Кадрус подал Белке кошелек, полный золота. Тот, довольный словами и щедростью Жоржа, растрогался.
– Теперь ты должен уйти, – сказал Кадрус. – Я хочу, чтобы ты отдохнул. Твои услуги мне понадобятся больше прежнего. Ступай…
– Ну! – вскричал Фоконьяк, как только молодой человек ушел. – Что я говорил тебе? У этого Гильбоа есть на совести кое-что. Он не может отказать мне в руке своей племянницы. Он должен дать ей в приданое миллион.
Жорж не отвечал, погруженный в размышления.
– О чем ты думаешь? – продолжал Фоконьяк. – О приданом или о тех деньгах, которые герцог Артуа должен прислать заговорщикам?
– Может быть, и о них, – ответил Кадрус. – Во всяком случае, мы должны присутствовать на послезавтрашнем собрании.
– Слышал, – ответил Фоконьяк, возвращаясь в свою комнату.

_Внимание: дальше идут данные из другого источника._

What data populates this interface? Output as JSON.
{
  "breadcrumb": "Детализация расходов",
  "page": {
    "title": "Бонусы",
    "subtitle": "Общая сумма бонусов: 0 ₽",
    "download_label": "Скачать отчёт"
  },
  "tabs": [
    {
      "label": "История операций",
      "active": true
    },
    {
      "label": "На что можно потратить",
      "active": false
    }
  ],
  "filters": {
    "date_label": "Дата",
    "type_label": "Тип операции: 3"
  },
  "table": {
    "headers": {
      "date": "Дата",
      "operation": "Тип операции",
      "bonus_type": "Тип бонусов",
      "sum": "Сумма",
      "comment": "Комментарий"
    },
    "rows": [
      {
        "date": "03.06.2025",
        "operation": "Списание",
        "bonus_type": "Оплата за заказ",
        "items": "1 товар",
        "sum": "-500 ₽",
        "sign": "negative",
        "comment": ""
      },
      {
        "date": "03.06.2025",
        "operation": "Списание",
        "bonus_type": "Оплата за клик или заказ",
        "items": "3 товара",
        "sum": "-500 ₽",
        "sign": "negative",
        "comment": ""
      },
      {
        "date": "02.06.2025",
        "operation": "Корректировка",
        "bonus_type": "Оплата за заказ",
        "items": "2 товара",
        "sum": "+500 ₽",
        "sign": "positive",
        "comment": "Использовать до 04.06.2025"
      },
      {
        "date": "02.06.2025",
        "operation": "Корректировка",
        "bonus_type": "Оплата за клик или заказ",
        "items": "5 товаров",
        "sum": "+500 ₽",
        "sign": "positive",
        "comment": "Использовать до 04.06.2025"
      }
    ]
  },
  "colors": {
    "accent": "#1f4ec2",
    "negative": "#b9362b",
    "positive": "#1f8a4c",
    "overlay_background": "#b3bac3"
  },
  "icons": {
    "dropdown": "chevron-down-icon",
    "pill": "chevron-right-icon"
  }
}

Минута казалась ему неблагоприятной для того, чтобы расспросить атамана Кротов насчет его планов.
Глава XXIX
Заговорщики
В день и час, назначенные Белкой, Магдаленский замок был окружен Кротами. Кадрус и его помощник поместились в обширном камине гостиной Гильбоа. Белка указал им дорогу и в уверенности, что его начальники не подвергаются никакой опасности, помог им подняться по сточной трубе и спуститься потом в камин. Сам же стал на часах на трубе и наблюдал за окрестностями, чтобы поднять тревогу в случае надобности.
Жорж и Фоконьяк ждали в своем тайнике. Они даже начали выходить из терпения, потому что никакое движение в замке не подтверждало слов их лазутчика. Они смутно слышали шум шагов обитателей Магдаленского замка в широких коридорах, но ничто не показывало, что ждут многочисленное общество.
– Уж не ошибся ли Белка? – шепнул нетерпеливый Фоконьяк на ухо Кадрусу.
– Не думаю, – просто ответил тот.
– Уж не отменено ли собрание? – опять сказал Фоконьяк. – Если они переменили день и час…
– Молчи! – с живостью сказал Кадрус. – Молчи и слушай! Идут.
Действительно, в эту минуту послышался шум отворяющейся двери, и тонкая струя света пробилась в камин, в ту щель, которую накануне провертел кинжалом Белка.
Вошедший человек прямо направился к камину.
Оба Крота подумали, что ему приказано развести в камине огонь. На всякий случай они держали в руках свои знаменитые ножи. Горе бедняге, если бы он дотронулся до заслонки! Но Кадрусу и его помощнику не пришлось употребить свое страшное оружие. Человеку, шаги которого они слышали и от которого их разделяла одна каминная заслонка, было поручено только зажечь свечи. Они затаили дыхание. В ту минуту, когда этот человек взял оба подсвечника с камина и отнес их на большой стол, покрытый зеленым сукном, стоявший посреди комнаты, Фоконьяк прислонился глазом к щели, просверленной в камине.
– Это Шардон, – шепнул он на ухо своему начальнику.
Внимательно следя за всеми движениями управителя, Фоконьяк шептал:
– Вот он ставит кресла вокруг стола. Одно… два… три… тринадцать, – заключил гасконец, продолжая считать. – Дурное число, мой милый. Наверняка заговор не удастся. И в нем участвует этот гнусный Шардон, этот старый каторжник! Ну, если найдется Иуда среди этих тринадцати, то наверняка это будет он, а может быть, и бездельник Гильбоа.
Дверь гостиной отворилась, и явился хозяин дома в сопровождении одного старого дворянина, очень известного в этом краю. Это был маркиз де Глатиньи, владелец великолепного замка, который виднеется еще и поныне с левой стороны дороги из Фонтенбло в Шато-Ландон. Вскоре пришли еще три человека, легитимистские настроения которых не были тайной ни для кого.
– Все старые дворяне, – продолжал шептать болтливый Фоконьяк. – Мне почти хочется показаться им. Я ведь тоже маркиз, не хуже всякого другого. Вот входят еще… Двенадцать! Но для кого же тринадцатое кресло? Уж не для этого ли гнусного Шардона? Если бы я это знал, то, решительно, взял бы себе это кресло.
Фоконьяк говорил правду: двенадцать человек, верных монархии, собрались в гостиной Гильбоа. Тринадцатое кресло все еще оставалось пустым.
Кадрусу также захотелось видеть и слышать, что будет происходить, и он провертел еще щель в камине.